Physics 11 – As an introduction to momentum, I have a cart interacting with a force sensor. We dug out an old airtrack and it seems to work pretty good for this. The gif above shows carts colliding on the airtrack.
As for the activity, students make a prediction as to what a Force vs. time graph would like like. I was very pleased and impressed that the students overwhelmingly made a good prediction. Note: sometimes it is not good to make predictions as they can help reinforce misconceptions!
I had a force sensor for this activity but not a motion sensor. I was able to hook up to the Pasco DataStudio software and show the class the F vs t graph. I then had students compare the area under the graph to the change in momentum. To find the momentum, the students were given the mass but they needed to analyze video to get the velocities. That’s about as far as we got today.

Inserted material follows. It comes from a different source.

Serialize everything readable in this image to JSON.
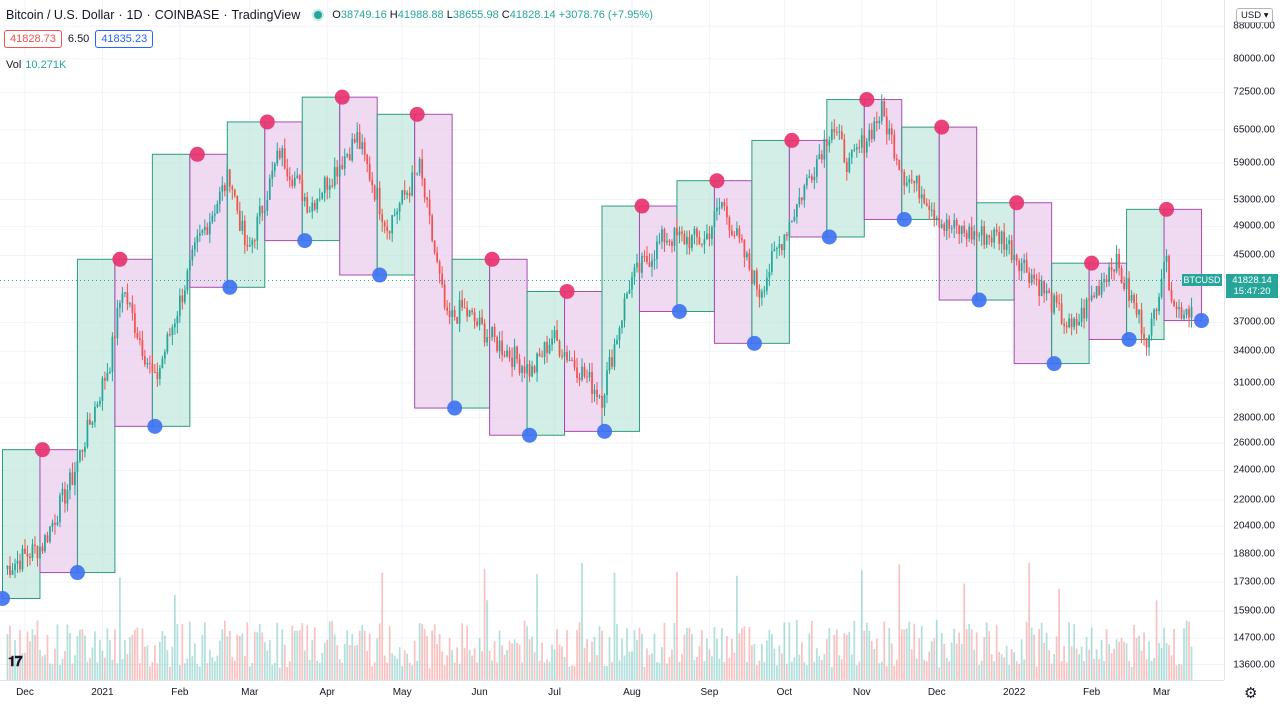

Science 8 – Today there was a province wide professional development day for learning and collaborating about the new curriculum. The above graphic is from the science 8 curriculum. One thing I noted on this day was the importance of the kinetic molecular theory. I believe it will be a crucial unit for going through the curricular competencies. This is the unit where students will be using mass balances, graduated cylinders, collecting data, graphing, etc. I think that topics such as density, viscosity and pressure will all fit into this part of the curriculum. While I don’t think that learning viscosity has any large importance for students, it is clearly a good topic to investigate in order to learn and master certain process skills.

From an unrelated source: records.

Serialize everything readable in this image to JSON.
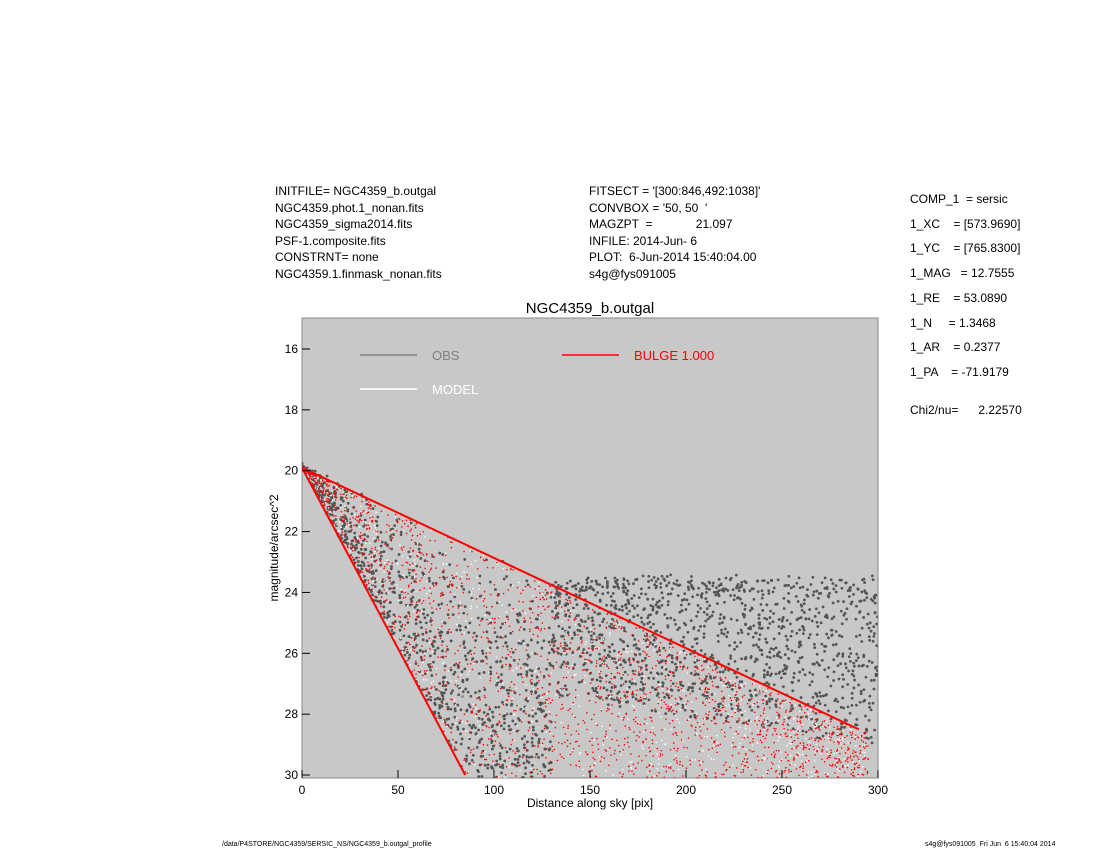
{
  "header_left": [
    "INITFILE= NGC4359_b.outgal",
    "NGC4359.phot.1_nonan.fits",
    "NGC4359_sigma2014.fits",
    "PSF-1.composite.fits",
    "CONSTRNT= none",
    "NGC4359.1.finmask_nonan.fits"
  ],
  "header_mid": [
    "FITSECT = '[300:846,492:1038]'",
    "CONVBOX = '50, 50  '",
    "MAGZPT  =             21.097",
    "INFILE: 2014-Jun- 6",
    "PLOT:  6-Jun-2014 15:40:04.00",
    "s4g@fys091005"
  ],
  "params": [
    "COMP_1  = sersic",
    "1_XC    = [573.9690]",
    "1_YC    = [765.8300]",
    "1_MAG   = 12.7555",
    "1_RE    = 53.0890",
    "1_N     = 1.3468",
    "1_AR    = 0.2377",
    "1_PA    = -71.9179"
  ],
  "chi2": "Chi2/nu=      2.22570",
  "footer_left": "/data/P4STORE/NGC4359/SERSIC_NS/NGC4359_b.outgal_profile",
  "footer_right": "s4g@fys091005  Fri Jun  6 15:40:04 2014",
  "chart_data": {
    "type": "scatter",
    "title": "NGC4359_b.outgal",
    "xlabel": "Distance along sky [pix]",
    "ylabel": "magnitude/arcsec^2",
    "xlim": [
      0,
      300
    ],
    "ylim": [
      30.1,
      15
    ],
    "y_inverted": true,
    "xticks": [
      "0",
      "50",
      "100",
      "150",
      "200",
      "250",
      "300"
    ],
    "yticks": [
      "16",
      "18",
      "20",
      "22",
      "24",
      "26",
      "28",
      "30"
    ],
    "background": "#c8c8c8",
    "legend": [
      {
        "name": "OBS",
        "color": "#808080"
      },
      {
        "name": "MODEL",
        "color": "#ffffff"
      },
      {
        "name": "BULGE  1.000",
        "color": "#ff0000"
      }
    ],
    "model_envelope": {
      "upper_edge": [
        [
          0,
          19.9
        ],
        [
          290,
          28.5
        ]
      ],
      "lower_edge": [
        [
          0,
          19.9
        ],
        [
          85,
          30
        ]
      ]
    },
    "obs_envelope": {
      "upper_edge": [
        [
          0,
          19.9
        ],
        [
          140,
          24.0
        ],
        [
          220,
          23.5
        ],
        [
          290,
          23.5
        ]
      ],
      "lower_edge": [
        [
          0,
          19.9
        ],
        [
          85,
          30
        ]
      ]
    }
  }
}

As an aside, a friend told me a story about the kinetic molecular theory. Apparently Richard Feynman was asked about what he thought would be the single most important idea or theory that should be passed along to a new civilization, if we could pass on only one. His answer was the kinetic molecular theory: that all things are made up of small particles which vibrate faster as they heat up. Or something like that. Anyways, it’s important.

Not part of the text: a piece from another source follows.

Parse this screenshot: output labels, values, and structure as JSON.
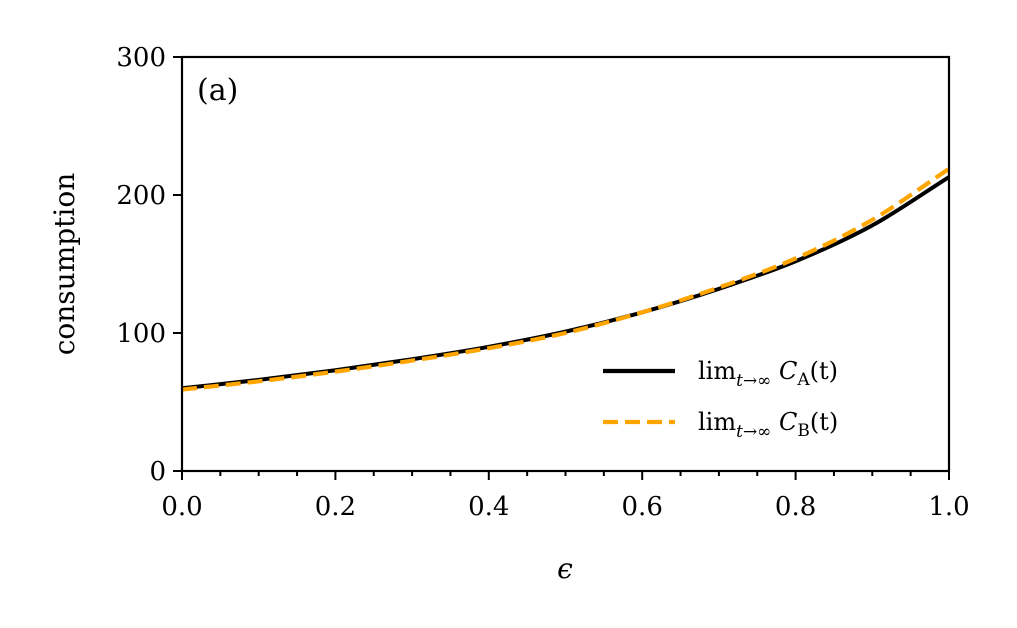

Physics 11 – By using the LOL diagrams, students do not need to conjure up the Work-Energy Theorem. Instead, students can use first principles: by analyzing the LOL diagram and coming up with the conservation of energy equation, students can solve for any unknown. The work-energy theorem, while concise, is one extra level of abstraction that probably isn’t needed at this point. What is more important: that a student can plug numbers into the right formula or figure out what is happening with energy in the system? These aren’t mutually exclusive, but abstractions can lead to answers with understanding. This is seen all the time in math, physics, programming, etc.
For problem solving, each step is simple and achievable but these are multi-step questions. They can be difficult for students while they learn to assimilate several ideas at the same time.
Science 8 – Students had 20 minutes today to be tested on their ability to come up with an experiment using the Smarter Science framework. The scenario I presented to them was: I pulled a wooden block along a desk surface with a spring gauge. Above is the rubric I will use for grading their work.
– Today my students worked on their Transfer Task for Term 2. This one was a goal-less problem. The idea for transfer tasks is as follows. The learning objectives cover the basic concepts and skills that my students should know, but this doesn’t mean they are experts. In other words, to get the very best grades in physics, up to 100%, students should do more than the basics.
With SBG, for each learning objective I ask students to answer several questions in a row with no mistakes in order to “master” an objective. For this to be a reasonable goal, I cannot ask the hardest questions. If I did, almost no one would master any objective. Coupled with this is the idea that students should have some kind of performance for each unit. Something that requires them to take what they’ve learned and do something new with it. Enter “the transfer task.”
Anyways, the video above is their homework. I’m asking them to be proficient in conservation of energy questions and we’ve already spent significant class time on this. For those that need help, I’ve made this tutorial video.